Le site d’information a révélé que les trois gendarmes qui ont participé à l’arrestation du jeune homme ont été décorés pour leur action lors de cette opération. « Les gendarmes sont venus devant la cour d’Assises de Pontoise sans aucune honte face à notre famille et ont menti avec lâcheté. (…) Bien évidemment qu’ils vont venir dans cette impunité puisqu’ils sont médaillés et récompensés », analyse écoeurée la sœur du défunt lors de la conférence de presse organisée en amont de la marche.
Cette décoration est hallucinante. Quel message décide-t-on d’envoyer alors que l’enquête est toujours en cours
La famille n’est pas au bout de ses peines puisque les juges ont demandé aux experts un complément d’autopsie, à l’aune d’un arrêt de travail pris par Adama Traoré en juin 2014, auquel les parties civiles n’ont pas eu accès. Les résultats de cette nouvelle autopsie devraient être versés au dossier d’instruction le 31 août prochain. « Nous répondrons en conséquence », a promis Assa Traoré.
La foule partagée entre hallucination générale et combativité
Ces énièmes rebondissements dans cette affaire devenue symbolique des violences policières choquent et inquiètent les personnes présentes à la marche. « Si c’est pas de la provocation, qu’est-ce que c’est ? », lancent deux amies venues de Paris et des Yvelines.
« Cette récompense est inadmissible mais cela n’est pas surprenant. Au-delà de la lutte de la famille Traoré, c’est un combat politique plus général contre les violences policières. Et il y a trop d’enjeux : ces derniers temps, les forces de l’ordre se plaignent régulièrement de ne pas avoir assez de pouvoir », développe N.F*, qui craint que l’on essaye d’étouffer l’affaire pour ne pas risquer une nouvelle mobilisation des forces de l’ordre, comme on a pu l’observer au printemps dernier.
Tant que l’on sera dans le déni sur ce sujet, il ne pourra pas y avoir de dialogue démocratique.
« Aucun Président de la République ne veut se mettre à dos les forces de l’ordre », remarque également Aïssata Seck, membre de l’opposition municipale à Bondy (93). « Cette décoration est hallucinante. Quel message décide-t-on d’envoyer alors que l’enquête est toujours en cours ? », se désole-t-elle. « Les violences policières, cela existe. Ce ne sont pas des rumeurs, ce n’est pas un imaginaire. Et l’on ne parle même plus que des quartiers populaires. Je crains pour la rentrée sociale à laquelle on va assister », énumère-t-elle.

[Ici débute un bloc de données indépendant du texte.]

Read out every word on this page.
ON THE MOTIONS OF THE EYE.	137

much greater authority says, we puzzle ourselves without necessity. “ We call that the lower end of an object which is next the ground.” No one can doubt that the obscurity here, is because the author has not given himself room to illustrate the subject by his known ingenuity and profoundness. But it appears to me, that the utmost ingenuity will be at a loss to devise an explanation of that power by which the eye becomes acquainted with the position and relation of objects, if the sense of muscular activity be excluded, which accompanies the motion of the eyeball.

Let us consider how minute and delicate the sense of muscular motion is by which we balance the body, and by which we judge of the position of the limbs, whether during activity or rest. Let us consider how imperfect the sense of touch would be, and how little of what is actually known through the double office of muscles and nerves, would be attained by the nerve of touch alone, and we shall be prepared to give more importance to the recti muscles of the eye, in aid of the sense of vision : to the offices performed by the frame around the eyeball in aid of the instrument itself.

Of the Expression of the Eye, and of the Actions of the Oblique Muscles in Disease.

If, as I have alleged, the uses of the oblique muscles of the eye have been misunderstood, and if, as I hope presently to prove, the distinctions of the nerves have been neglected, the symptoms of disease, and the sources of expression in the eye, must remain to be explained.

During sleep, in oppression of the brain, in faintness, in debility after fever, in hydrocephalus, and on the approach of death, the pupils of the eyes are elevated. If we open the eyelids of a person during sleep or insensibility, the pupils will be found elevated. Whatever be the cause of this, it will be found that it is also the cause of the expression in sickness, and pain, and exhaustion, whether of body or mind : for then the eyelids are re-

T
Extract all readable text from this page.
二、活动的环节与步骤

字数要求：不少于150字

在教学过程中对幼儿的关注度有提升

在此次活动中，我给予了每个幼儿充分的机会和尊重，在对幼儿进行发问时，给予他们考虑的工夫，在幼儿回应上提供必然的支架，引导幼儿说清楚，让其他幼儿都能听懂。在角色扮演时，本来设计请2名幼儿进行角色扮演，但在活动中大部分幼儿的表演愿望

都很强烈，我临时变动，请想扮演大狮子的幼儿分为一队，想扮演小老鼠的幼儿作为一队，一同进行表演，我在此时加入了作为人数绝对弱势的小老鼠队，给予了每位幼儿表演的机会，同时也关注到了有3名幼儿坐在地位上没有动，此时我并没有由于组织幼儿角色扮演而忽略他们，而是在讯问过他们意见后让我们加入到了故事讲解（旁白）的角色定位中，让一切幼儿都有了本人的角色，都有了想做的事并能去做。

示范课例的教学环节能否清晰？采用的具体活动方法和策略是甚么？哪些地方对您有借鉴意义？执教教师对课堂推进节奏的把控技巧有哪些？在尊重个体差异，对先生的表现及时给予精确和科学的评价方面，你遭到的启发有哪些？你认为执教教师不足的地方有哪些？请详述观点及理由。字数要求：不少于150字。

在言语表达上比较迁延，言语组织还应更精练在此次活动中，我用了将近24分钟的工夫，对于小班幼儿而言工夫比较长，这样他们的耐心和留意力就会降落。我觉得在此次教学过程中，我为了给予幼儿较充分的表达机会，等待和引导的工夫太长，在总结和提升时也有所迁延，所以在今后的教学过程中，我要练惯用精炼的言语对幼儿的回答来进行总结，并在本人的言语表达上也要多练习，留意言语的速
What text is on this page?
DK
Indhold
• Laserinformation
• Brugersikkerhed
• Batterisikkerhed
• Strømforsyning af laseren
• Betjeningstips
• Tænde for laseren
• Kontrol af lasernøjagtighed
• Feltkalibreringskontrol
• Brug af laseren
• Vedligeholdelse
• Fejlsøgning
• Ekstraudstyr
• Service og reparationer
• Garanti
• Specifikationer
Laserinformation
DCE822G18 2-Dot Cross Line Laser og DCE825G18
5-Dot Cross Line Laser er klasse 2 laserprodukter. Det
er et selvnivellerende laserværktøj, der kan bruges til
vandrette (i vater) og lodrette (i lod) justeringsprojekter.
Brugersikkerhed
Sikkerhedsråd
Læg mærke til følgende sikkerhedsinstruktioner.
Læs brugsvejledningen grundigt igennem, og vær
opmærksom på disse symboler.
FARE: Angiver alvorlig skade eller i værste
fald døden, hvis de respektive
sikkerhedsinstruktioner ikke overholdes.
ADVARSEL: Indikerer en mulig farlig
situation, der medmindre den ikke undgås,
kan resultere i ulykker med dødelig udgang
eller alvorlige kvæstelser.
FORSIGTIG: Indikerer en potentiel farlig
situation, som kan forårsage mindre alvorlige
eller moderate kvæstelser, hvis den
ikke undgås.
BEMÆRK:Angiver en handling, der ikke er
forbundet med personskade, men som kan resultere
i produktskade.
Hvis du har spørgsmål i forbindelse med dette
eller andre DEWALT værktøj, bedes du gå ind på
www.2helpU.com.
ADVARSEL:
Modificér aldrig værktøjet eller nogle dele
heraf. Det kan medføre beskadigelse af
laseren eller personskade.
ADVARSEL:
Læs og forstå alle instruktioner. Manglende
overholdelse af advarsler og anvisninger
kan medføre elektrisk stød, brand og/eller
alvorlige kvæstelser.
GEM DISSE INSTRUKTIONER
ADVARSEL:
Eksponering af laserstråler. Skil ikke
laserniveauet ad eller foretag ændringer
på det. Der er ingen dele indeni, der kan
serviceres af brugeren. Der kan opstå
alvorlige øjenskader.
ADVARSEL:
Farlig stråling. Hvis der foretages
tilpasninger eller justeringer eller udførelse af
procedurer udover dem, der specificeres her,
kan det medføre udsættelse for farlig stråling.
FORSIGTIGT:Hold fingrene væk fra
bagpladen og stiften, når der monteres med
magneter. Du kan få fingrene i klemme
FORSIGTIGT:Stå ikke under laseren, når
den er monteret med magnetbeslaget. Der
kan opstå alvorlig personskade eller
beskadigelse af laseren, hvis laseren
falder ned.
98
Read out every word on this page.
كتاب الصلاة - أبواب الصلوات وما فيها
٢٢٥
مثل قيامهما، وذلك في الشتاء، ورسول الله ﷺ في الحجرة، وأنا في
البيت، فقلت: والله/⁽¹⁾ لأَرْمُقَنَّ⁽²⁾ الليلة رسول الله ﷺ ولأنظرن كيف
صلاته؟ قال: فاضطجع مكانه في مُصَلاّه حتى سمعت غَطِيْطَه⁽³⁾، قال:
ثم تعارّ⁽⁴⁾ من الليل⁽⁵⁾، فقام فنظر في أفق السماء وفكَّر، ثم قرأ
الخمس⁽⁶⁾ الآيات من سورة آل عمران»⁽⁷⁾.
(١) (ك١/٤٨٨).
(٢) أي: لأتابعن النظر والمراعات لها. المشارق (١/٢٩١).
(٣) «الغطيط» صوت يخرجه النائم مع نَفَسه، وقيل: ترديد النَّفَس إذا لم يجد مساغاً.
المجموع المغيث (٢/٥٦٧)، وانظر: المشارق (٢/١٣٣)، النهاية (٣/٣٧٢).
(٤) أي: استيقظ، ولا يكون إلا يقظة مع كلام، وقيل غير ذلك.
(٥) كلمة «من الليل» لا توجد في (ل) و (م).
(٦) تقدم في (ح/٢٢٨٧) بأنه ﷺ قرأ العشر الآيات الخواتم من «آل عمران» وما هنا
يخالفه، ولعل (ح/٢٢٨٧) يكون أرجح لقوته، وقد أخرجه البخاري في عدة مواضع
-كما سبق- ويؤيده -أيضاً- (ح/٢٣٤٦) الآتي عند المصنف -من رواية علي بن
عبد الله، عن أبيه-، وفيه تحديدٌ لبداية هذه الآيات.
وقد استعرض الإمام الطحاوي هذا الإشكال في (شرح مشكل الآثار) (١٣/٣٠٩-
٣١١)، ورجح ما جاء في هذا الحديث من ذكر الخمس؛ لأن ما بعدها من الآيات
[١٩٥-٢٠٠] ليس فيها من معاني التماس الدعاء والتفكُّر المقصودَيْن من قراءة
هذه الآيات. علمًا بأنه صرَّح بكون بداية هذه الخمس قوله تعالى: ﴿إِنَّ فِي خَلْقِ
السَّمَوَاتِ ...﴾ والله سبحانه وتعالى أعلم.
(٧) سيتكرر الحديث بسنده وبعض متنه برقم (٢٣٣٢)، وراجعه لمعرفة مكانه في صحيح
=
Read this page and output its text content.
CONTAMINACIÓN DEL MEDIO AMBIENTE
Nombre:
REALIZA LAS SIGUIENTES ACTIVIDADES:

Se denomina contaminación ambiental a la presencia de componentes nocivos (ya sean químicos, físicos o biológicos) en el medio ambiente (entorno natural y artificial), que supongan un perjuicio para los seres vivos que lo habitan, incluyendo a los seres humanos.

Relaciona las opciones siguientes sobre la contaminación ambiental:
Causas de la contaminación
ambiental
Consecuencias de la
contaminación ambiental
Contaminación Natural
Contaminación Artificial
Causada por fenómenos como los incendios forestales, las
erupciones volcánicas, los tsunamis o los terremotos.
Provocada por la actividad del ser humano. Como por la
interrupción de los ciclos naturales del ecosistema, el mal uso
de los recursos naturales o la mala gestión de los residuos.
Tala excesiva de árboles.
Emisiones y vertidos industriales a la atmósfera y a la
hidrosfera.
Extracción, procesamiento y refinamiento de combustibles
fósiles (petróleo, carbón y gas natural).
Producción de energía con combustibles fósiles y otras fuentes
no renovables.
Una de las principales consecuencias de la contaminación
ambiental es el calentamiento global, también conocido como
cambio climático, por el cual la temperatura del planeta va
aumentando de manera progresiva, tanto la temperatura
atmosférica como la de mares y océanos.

« Tant que l’on sera dans le déni sur ce sujet, il ne pourra pas y avoir de dialogue démocratique. Alors qu’entre les révoltes sociales et la Révolution (sic) suite au décès de George Floyd, il n’y a jamais eu autant de manifestations. »
Le combat Adama se transmet de génération en génération
« Nous avons une jeunesse de plus en plus conscientisée », observe Aïssata Seck. Brevet et bac en poche, ses deux filles l’accompagnent. « Avant, je trouvais que la plus jeune était trop petite pour venir. Cela fait quatre ans qu’elle souhaite se rendre à Beaumont. Cette année, elle s’attendait encore à un non », sourit l’élue.
Nous avons une jeunesse de plus en plus conscientisée.
Issa, 12 ans, a lui aussi tanné ses parents pour se rendre à la marche depuis Champs-sur-Marne (Seine-et-Marne). Aux anges, il est tout de fois bien conscient des enjeux. « Les policiers sont là pour nous sauver. Pourtant, tous les jours, des gens meurent », débite-il.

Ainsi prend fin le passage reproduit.